The aggregation pipeline is a framework for data aggregation modeled on the concept of data processing pipelines. Documents enter a multi-stage pipeline that transforms the documents into aggregated results.
The aggregation pipeline provides an alternative to map-reduce and may be the preferred solution for aggregation tasks where the complexity of map-reduce may be unwarranted.
Aggregation pipeline have some limitations on value types and result size. See Aggregation Pipeline Limits for details on limits and restrictions on the aggregation pipeline.
The MongoDB aggregation pipeline consists of stages. Each stage transforms the documents as they pass through the pipeline. Pipeline stages do not need to produce one output document for every input document; e.g., some stages may generate new documents or filter out documents. Pipeline stages can appear multiple times in the pipeline.
Some pipeline stages takes a pipeline expression as its operand. Pipeline expressions specify the transformation to apply to the input documents. Expressions have a document structure and can contain other expression.
Pipeline expressions can only operate on the current document in the pipeline and cannot refer to data from other documents: expression operations provide in-memory transformation of documents.
Generally, expressions are stateless and are only evaluated when seen by the aggregation process with one exception: accumulator expressions.
The accumulators, used with the $group pipeline operator, maintain their state (e.g. totals, maximums, minimums, and related data) as documents progress through the pipeline.

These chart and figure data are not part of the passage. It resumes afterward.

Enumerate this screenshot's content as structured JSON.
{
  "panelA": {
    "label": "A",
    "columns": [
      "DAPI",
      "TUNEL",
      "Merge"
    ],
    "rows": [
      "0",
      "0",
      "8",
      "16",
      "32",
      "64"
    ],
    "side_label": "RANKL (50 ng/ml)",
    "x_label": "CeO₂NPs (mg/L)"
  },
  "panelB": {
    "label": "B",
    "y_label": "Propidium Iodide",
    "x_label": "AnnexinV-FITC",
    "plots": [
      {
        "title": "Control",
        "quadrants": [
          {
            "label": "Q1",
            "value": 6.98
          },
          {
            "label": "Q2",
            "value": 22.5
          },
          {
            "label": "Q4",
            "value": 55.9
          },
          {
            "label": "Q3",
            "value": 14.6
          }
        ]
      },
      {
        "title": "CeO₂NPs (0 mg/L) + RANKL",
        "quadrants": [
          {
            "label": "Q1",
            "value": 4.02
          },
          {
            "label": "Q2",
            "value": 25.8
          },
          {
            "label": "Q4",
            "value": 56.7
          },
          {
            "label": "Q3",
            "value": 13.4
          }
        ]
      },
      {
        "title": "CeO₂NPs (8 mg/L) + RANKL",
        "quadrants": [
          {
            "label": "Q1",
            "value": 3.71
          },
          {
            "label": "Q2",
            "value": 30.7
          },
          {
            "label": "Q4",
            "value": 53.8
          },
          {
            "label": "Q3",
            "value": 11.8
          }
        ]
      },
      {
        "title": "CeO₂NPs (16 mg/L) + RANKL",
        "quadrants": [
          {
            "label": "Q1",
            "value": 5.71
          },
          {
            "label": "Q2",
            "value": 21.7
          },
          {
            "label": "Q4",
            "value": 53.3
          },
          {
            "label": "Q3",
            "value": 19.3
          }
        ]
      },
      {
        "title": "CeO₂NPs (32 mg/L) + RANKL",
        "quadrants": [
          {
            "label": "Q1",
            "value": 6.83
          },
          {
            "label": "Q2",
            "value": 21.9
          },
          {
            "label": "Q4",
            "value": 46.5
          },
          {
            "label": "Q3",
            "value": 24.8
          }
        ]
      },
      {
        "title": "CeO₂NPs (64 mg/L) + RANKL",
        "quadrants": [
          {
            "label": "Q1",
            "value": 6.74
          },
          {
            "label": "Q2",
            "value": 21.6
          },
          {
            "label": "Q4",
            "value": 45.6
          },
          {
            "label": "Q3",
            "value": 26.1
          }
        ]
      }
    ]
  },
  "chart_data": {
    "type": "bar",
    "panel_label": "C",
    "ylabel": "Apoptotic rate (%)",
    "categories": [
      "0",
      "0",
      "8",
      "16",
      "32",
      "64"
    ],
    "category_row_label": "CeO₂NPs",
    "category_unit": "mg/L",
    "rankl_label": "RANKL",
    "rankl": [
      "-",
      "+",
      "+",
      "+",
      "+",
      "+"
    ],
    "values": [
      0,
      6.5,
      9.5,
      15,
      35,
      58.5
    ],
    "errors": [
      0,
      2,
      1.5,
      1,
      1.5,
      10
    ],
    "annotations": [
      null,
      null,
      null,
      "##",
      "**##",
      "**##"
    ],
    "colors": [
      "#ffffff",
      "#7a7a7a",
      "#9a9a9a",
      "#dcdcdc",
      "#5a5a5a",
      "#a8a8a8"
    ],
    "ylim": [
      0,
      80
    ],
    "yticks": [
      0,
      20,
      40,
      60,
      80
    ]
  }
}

For more information on expressions, see Expressions.
Aggregation Pipeline Behavior¶
In MongoDB, the aggregate command operates on a single collection, logically passing the entire collection into the aggregation pipeline. To optimize the operation, wherever possible, use the following strategies to avoid scanning the entire collection.
Pipeline Operators and Indexes¶
New in version 2.4: The $geoNear pipeline operator takes advantage of a geospatial index. When using $geoNear, the $geoNear pipeline operation must appear as the first stage in an aggregation pipeline.
Even when the pipeline uses an index, aggregation still requires access to the actual documents; i.e. indexes cannot fully cover an aggregation pipeline.
Changed in version 2.6: In previous versions, for very select use cases, an index could cover a pipeline.
If your aggregation operation requires only a subset of the data in a collection, use the $match, $limit, and $skip stages to restrict the documents that enter at the beginning of the pipeline. When placed at the beginning of a pipeline, $match operations use suitable indexes to scan only the matching documents in a collection.
Placing a $match pipeline stage followed by a $sort stage at the start of the pipeline is logically equivalent to a single query with a sort and can use an index. When possible, place $match operators at the beginning of the pipeline.
The aggregation pipeline has an internal optimization phase that provides improved performance for certain sequences of operators. For details, see Aggregation Pipeline Optimization.
The aggregation pipeline supports operations on sharded collections. See Aggregation Pipeline and Sharded Collections.